Indigenous environmental knowledges and sustainable development in semi-arid Africa. Research Report (Summary).
Abstract
This study aims to identify and understand the ways in which indigenous environmental knowledges are constructed, mediated, and used by people living in arid environments. A key perspective is to focus on the ways in which men's and women's knowledges are constructed differently and how this might affect natural resource management. The project has the following research objectives: to identify key environmental knowledges with regard to the natural resource base; to explore and explain the ways in which such knowledges differ between male and female perspectives; to identify the ways in which such knowledges inform the management of natural resources for household reproduction and development; and to explore areas of tension and agreement between indigenous and planners' environmental knowledges in relation to natural resource management.
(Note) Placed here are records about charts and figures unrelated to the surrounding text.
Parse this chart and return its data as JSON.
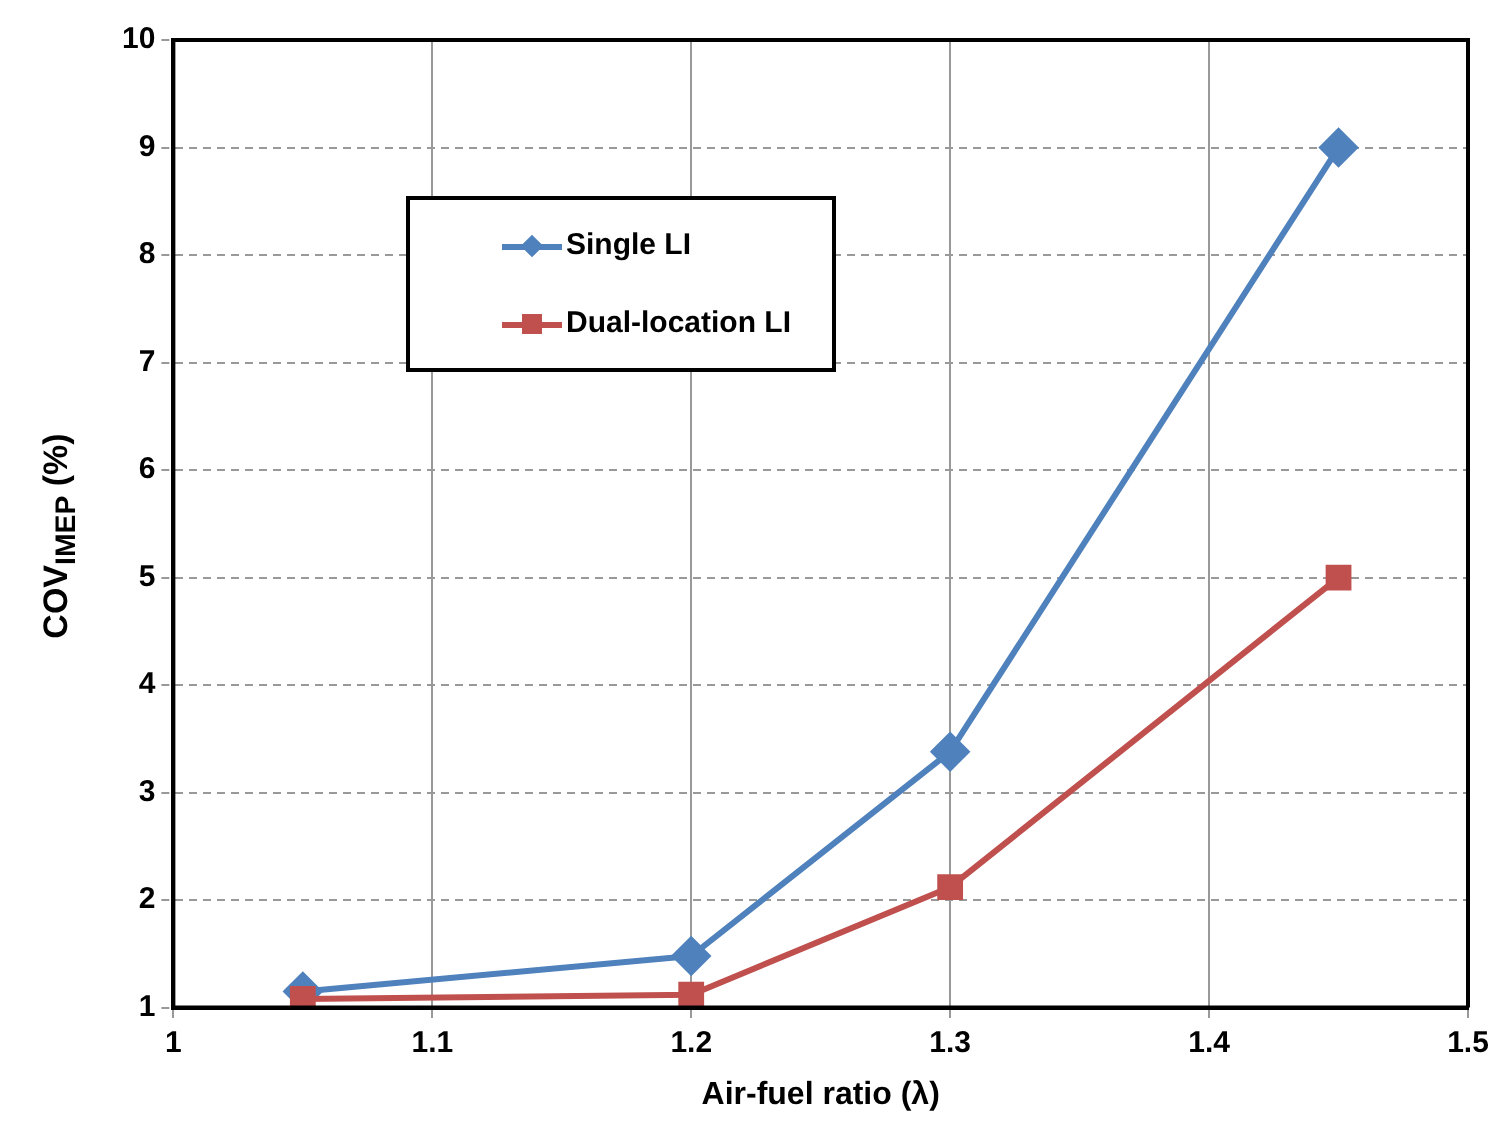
{
  "chart_data": {
    "type": "line",
    "xlabel": "Air-fuel ratio (λ)",
    "ylabel": "COV$_{IMEP}$ (%)",
    "x": [
      1.05,
      1.2,
      1.3,
      1.45
    ],
    "series": [
      {
        "name": "Single LI",
        "color": "#4f81bd",
        "marker": "diamond",
        "values": [
          1.15,
          1.48,
          3.38,
          9.0
        ]
      },
      {
        "name": "Dual-location LI",
        "color": "#c0504d",
        "marker": "square",
        "values": [
          1.08,
          1.12,
          2.12,
          5.0
        ]
      }
    ],
    "xlim": [
      1,
      1.5
    ],
    "xticks": [
      1,
      1.1,
      1.2,
      1.3,
      1.4,
      1.5
    ],
    "ylim": [
      1,
      10
    ],
    "yticks": [
      1,
      2,
      3,
      4,
      5,
      6,
      7,
      8,
      9,
      10
    ],
    "grid": true,
    "legend": "top left",
    "line_style": "solid"
  }
}
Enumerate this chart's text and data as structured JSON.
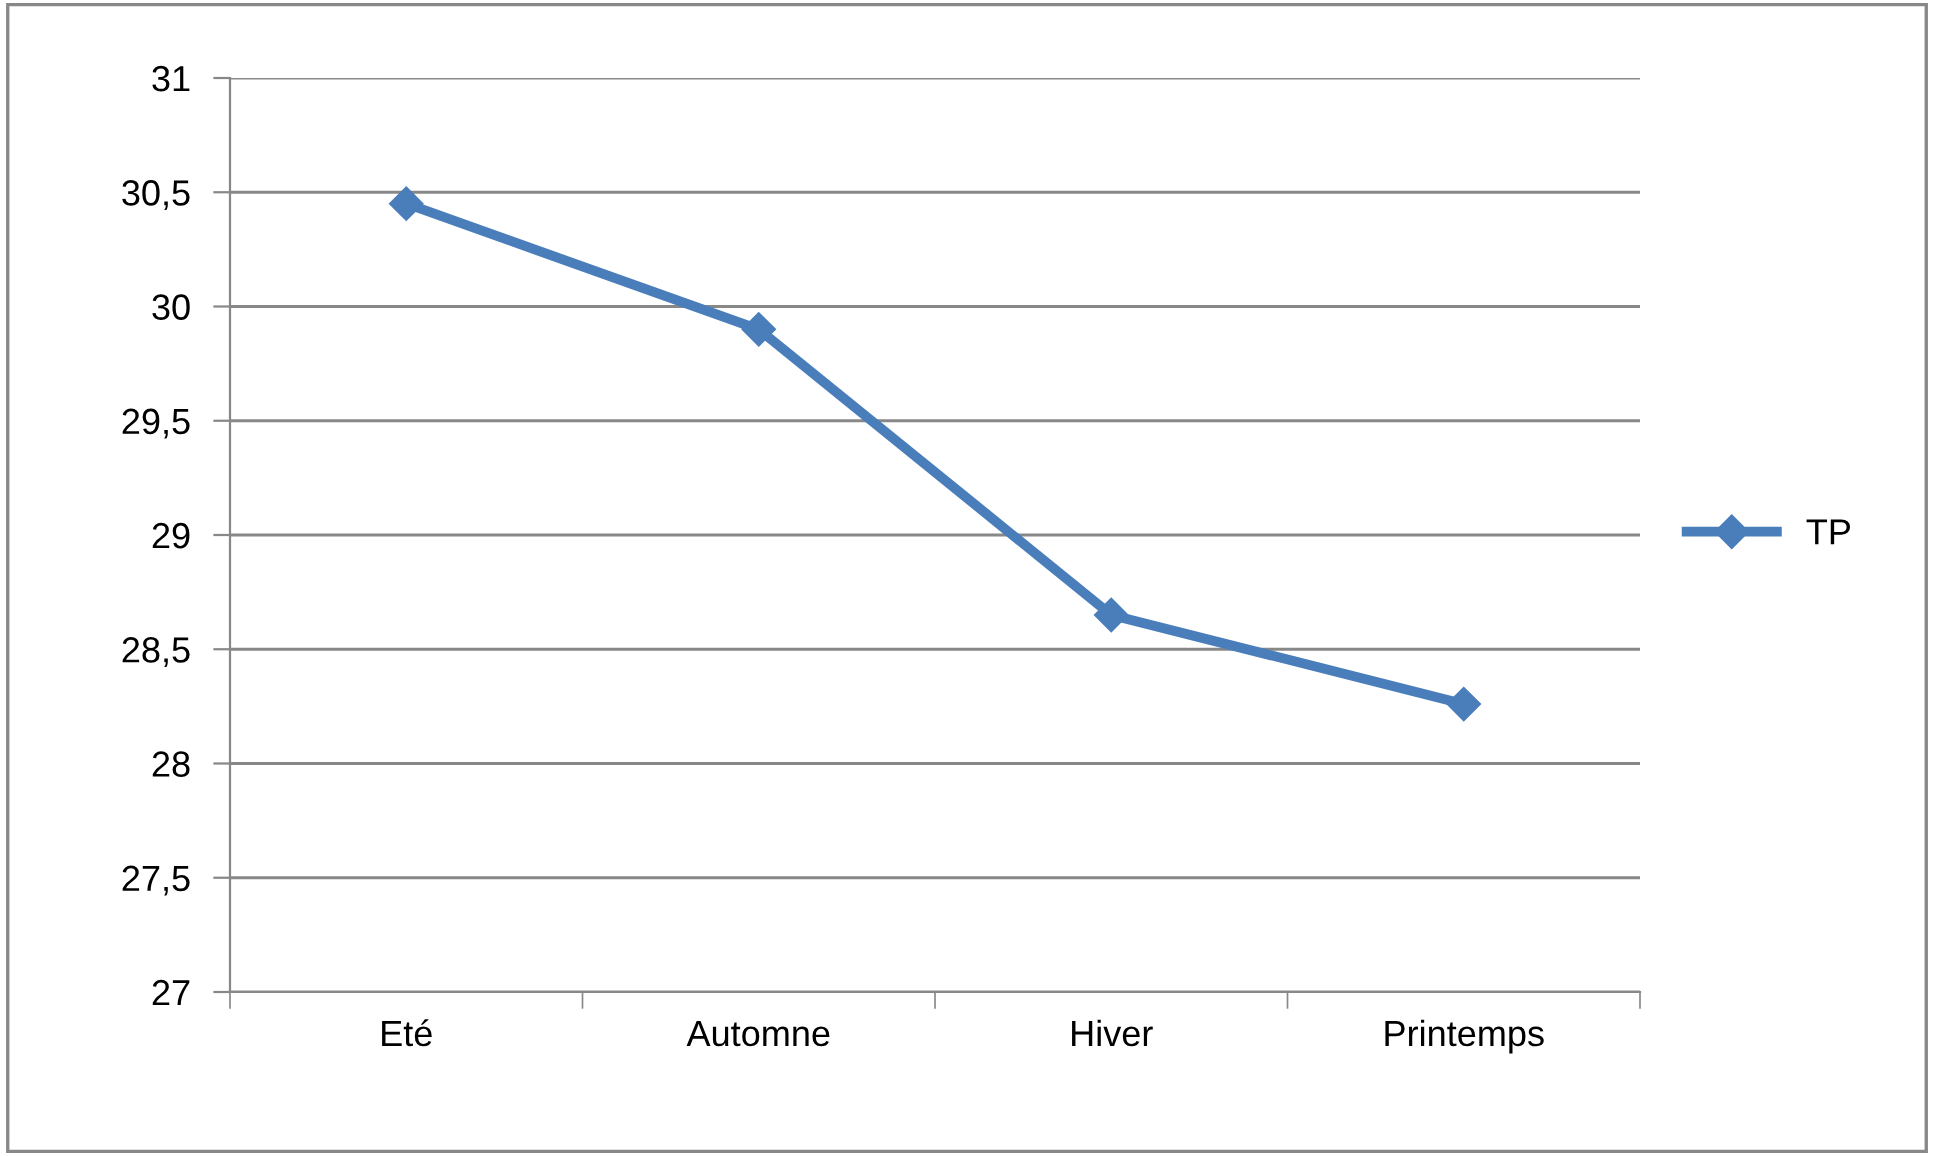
{
  "chart_data": {
    "type": "line",
    "categories": [
      "Eté",
      "Automne",
      "Hiver",
      "Printemps"
    ],
    "series": [
      {
        "name": "TP",
        "color": "#4a7ebb",
        "values": [
          30.45,
          29.9,
          28.65,
          28.26
        ]
      }
    ],
    "ylim": [
      27,
      31
    ],
    "yticks": [
      27,
      {
        "value": 27.5,
        "label": "27,5"
      },
      28,
      {
        "value": 28.5,
        "label": "28,5"
      },
      29,
      {
        "value": 29.5,
        "label": "29,5"
      },
      30,
      {
        "value": 30.5,
        "label": "30,5"
      },
      31
    ],
    "grid": "y",
    "legend": "right",
    "marker": "diamond",
    "line_style": "solid"
  }
}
This study largely deployed qualitative methods to investigate the contextualised and nuanced environmental knowledges of Bedouin. From September 2001 to July 2002, regular visits were made to the three main study groups in separate geographic locations around Egypt: Bedouin in downstream Wadi Allaqi; 'urban' Bedouin from around of Aswan; and Bedouin in and around the Siwa Oasis in northwest Egypt. This summary report outlines the project's background and objectives, methodology, findings and dissemination of results.
Citation
Hamed, N.; Ibrahim, H.; Mekki, H.A.; Springuel, I.; Yacoub, H.; Briggs, J.; Roe, A.; Sharp, J. Indigenous environmental knowledges and sustainable development in semi-arid Africa. Research Report (Summary). (2002) 48 pp.